To be honest, these Killswitch Engage were destined to become the champions of the new generation hardcore. In fact, each member of the then quartet (which became a quintet following the release of "Alive or Just Breathing") came from renowned metal bands in the underground universe. Specifically, D'Antonio and Dutkiewicz were part (and still are after the reunion) of Overcast, from whose ashes, besides the already mentioned bassist and drummer of Killswitch Engage, the vocalist of Shadows Fall, Brian Fair, emerged.

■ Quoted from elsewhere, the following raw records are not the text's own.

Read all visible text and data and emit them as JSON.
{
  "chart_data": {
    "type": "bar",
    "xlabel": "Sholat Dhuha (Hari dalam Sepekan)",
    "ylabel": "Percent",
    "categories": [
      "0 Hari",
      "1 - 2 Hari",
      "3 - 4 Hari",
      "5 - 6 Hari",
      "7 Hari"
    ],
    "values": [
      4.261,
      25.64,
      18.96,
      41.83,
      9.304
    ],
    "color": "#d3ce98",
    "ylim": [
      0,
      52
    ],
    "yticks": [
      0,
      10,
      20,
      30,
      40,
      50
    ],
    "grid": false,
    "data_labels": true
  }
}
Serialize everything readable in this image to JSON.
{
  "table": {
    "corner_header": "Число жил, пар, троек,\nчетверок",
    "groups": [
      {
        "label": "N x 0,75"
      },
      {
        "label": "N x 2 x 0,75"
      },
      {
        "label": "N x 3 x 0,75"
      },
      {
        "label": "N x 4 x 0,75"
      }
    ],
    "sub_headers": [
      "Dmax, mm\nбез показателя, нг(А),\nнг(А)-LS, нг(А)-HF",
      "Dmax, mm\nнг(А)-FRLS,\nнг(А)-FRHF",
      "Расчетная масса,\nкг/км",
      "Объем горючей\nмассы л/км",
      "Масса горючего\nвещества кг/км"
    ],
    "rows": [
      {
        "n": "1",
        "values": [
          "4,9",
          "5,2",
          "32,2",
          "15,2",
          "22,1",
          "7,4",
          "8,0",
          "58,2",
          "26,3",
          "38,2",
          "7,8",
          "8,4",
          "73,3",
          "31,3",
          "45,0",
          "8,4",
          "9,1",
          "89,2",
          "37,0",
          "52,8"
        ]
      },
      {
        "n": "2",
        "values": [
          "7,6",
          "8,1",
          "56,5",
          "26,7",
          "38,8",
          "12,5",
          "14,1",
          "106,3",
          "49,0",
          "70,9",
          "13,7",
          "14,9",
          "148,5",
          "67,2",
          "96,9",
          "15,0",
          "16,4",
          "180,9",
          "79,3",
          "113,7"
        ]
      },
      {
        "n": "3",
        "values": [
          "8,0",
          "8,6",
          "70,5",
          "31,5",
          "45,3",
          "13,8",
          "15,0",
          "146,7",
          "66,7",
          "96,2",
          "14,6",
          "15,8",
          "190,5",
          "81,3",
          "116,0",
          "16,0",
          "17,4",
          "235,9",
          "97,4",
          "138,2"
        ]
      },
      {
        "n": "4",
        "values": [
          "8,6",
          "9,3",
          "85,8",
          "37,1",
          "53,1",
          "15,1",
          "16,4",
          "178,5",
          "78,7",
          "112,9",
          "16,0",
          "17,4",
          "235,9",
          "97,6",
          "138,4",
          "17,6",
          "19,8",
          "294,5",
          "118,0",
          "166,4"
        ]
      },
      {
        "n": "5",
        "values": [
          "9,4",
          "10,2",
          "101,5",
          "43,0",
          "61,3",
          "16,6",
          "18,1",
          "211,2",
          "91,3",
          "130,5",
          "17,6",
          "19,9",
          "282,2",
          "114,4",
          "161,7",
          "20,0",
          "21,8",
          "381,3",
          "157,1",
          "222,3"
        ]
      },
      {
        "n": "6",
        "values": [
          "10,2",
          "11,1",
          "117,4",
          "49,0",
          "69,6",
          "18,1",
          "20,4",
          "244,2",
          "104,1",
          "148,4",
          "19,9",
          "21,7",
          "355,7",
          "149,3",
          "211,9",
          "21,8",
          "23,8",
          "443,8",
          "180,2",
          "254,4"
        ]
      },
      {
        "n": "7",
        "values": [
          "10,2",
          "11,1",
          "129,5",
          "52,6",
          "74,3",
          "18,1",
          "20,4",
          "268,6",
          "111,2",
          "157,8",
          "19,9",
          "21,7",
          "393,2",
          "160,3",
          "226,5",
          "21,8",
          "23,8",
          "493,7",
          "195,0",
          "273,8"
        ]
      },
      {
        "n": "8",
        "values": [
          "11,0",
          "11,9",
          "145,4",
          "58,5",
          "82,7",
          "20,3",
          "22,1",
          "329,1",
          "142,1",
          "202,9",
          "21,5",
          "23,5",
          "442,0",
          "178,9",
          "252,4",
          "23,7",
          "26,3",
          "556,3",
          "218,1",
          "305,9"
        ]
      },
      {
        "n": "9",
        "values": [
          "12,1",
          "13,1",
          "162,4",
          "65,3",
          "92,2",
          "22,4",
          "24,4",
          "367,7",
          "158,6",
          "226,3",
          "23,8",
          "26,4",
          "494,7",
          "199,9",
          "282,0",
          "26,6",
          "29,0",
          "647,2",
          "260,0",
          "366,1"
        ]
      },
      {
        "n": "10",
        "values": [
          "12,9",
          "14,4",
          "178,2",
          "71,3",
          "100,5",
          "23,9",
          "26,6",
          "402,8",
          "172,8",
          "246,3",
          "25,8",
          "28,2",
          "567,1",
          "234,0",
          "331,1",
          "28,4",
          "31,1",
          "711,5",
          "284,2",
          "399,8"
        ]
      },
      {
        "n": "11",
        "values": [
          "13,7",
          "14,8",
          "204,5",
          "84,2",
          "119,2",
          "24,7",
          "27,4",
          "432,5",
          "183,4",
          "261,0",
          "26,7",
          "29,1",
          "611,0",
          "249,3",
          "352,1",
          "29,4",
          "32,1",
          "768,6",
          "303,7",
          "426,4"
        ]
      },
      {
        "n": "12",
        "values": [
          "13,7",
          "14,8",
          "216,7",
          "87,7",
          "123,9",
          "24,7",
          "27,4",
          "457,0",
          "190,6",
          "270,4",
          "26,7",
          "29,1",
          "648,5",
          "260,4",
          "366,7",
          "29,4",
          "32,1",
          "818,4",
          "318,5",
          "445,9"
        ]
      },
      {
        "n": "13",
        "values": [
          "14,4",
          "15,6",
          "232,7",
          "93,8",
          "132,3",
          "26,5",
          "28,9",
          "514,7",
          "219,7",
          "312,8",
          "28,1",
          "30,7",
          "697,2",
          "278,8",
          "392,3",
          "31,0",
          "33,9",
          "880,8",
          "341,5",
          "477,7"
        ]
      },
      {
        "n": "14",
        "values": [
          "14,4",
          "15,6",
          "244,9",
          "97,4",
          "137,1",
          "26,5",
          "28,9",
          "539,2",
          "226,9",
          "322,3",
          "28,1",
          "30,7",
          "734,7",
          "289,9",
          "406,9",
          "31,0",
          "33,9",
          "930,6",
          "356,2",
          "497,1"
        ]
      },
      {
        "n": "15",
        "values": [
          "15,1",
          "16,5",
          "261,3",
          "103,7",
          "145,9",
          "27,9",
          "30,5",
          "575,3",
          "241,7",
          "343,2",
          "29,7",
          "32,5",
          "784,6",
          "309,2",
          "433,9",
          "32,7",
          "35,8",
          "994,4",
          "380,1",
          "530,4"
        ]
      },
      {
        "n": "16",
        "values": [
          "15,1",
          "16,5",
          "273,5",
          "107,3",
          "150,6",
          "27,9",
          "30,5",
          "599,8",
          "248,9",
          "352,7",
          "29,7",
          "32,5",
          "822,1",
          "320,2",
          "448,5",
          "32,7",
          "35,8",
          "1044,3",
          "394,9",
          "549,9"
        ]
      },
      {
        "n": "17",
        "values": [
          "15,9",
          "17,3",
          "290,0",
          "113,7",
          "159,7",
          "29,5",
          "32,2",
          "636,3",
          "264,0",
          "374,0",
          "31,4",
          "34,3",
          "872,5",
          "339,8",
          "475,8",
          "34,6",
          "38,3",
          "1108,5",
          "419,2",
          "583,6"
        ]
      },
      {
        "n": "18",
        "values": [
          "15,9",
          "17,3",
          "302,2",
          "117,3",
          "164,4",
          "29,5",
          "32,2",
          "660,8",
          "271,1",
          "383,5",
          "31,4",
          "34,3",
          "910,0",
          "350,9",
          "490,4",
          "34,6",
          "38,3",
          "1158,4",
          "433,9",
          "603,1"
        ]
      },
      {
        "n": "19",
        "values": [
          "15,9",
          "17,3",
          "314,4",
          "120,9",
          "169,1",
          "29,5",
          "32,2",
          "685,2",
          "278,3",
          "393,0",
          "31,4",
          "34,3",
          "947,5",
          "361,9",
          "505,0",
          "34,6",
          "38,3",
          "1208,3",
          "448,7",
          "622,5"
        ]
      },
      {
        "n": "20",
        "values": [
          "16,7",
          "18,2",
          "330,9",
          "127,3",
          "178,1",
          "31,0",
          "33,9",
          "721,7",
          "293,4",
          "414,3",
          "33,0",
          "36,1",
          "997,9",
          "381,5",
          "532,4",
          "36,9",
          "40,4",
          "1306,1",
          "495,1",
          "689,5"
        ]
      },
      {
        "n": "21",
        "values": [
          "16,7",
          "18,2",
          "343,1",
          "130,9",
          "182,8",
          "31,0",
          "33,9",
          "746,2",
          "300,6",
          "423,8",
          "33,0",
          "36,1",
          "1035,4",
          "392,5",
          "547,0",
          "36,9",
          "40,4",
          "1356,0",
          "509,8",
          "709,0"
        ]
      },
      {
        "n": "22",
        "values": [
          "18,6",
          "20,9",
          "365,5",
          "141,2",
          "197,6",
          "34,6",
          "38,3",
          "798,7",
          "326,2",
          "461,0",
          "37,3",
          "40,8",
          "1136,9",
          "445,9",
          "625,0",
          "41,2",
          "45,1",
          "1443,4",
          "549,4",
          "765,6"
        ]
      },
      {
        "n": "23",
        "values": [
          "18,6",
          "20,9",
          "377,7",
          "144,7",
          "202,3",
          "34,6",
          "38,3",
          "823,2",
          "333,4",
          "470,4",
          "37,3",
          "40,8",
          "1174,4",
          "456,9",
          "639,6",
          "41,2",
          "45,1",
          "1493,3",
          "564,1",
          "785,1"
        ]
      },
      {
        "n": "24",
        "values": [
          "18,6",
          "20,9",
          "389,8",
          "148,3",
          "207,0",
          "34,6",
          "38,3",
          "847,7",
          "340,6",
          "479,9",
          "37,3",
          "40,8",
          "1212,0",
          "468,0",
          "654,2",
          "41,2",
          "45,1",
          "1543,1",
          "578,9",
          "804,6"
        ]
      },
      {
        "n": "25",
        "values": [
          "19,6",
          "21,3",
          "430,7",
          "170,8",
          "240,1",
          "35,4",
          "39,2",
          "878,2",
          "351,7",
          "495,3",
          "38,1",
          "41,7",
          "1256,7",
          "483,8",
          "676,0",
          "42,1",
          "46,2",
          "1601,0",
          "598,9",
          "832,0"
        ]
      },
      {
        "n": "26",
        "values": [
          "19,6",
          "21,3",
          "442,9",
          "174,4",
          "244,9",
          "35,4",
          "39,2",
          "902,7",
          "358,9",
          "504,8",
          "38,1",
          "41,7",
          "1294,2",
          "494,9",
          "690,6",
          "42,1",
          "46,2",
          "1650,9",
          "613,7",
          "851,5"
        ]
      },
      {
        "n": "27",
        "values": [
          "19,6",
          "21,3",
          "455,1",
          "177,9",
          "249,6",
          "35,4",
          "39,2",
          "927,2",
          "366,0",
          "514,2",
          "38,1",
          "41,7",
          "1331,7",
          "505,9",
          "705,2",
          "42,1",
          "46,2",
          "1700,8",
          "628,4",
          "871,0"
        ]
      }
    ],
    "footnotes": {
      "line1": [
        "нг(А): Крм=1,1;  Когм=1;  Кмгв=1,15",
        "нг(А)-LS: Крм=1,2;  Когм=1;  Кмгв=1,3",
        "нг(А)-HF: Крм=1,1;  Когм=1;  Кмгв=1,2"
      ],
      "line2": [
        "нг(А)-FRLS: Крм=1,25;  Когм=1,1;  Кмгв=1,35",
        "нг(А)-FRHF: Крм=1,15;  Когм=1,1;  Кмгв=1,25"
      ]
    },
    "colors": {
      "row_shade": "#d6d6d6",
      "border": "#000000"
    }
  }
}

For those accustomed to the Howard Jones era Killswitch Engage, which is from 2003 onwards, the album, stamped 2000, will almost seem like it was played by another band. The eponymous debut album indeed, in which there are many influences from the Swedish melodic death metal scene, features a very small amount of those melodic and/or tear-jerking choruses - almost absent, to be honest - that, starting from the next work, would be present in almost all the songs, especially in hitbreakers like "My Last Serenade and Fixation On The Darkness".
"Killswitch Engage," whose length does not exceed 32 minutes, immediately kicks off with the songs "Temple From The Within" and "Vide Infra", the most famous tracks of the work in question, reintroduced in the following album, which immediately display the characteristics of the entire CD: bone-crushing riffs by Stroetzel, pure hardcore screaming by the vocalist Jesse Leach, and extraordinary performance by the rhythmic duo Dutkiewicz-D'Antonio. A line of praise is truly deserved by the latter: the young bassist, with his powerful and hyper-fast picking, gives the songs that granitic sound which will become the trademark of the group. The third track, "Irreversal", deviates a bit from the first two, played at breakneck speed, precisely due to the presence of tempo changes and decelerations. The fourth track, "Rusted Embrace", is, in my opinion, the best of the album in question, along with "Temple From The Within", due to the stunning vocal performance of the surprising vocalist Jesse Leach. After the instrumental passage "Prelude" comes the trio "Soilborn"-"Numb Sickened Eyes"-"In The Unblind", the most aggressive songs of the Massachusetts quartet's work, placed just before the final "One Last Sunset", a melancholic instrumental - but which, truthfully, does not create much atmosphere - almost as if to create "the storm before the calm" (oh yes, quite unusual!).
The album, engaging and well self-produced, sets the standards of the Killswitch Engage sound and lays the foundation for the subsequent masterpiece "Alive or Just Breathing". A must-have.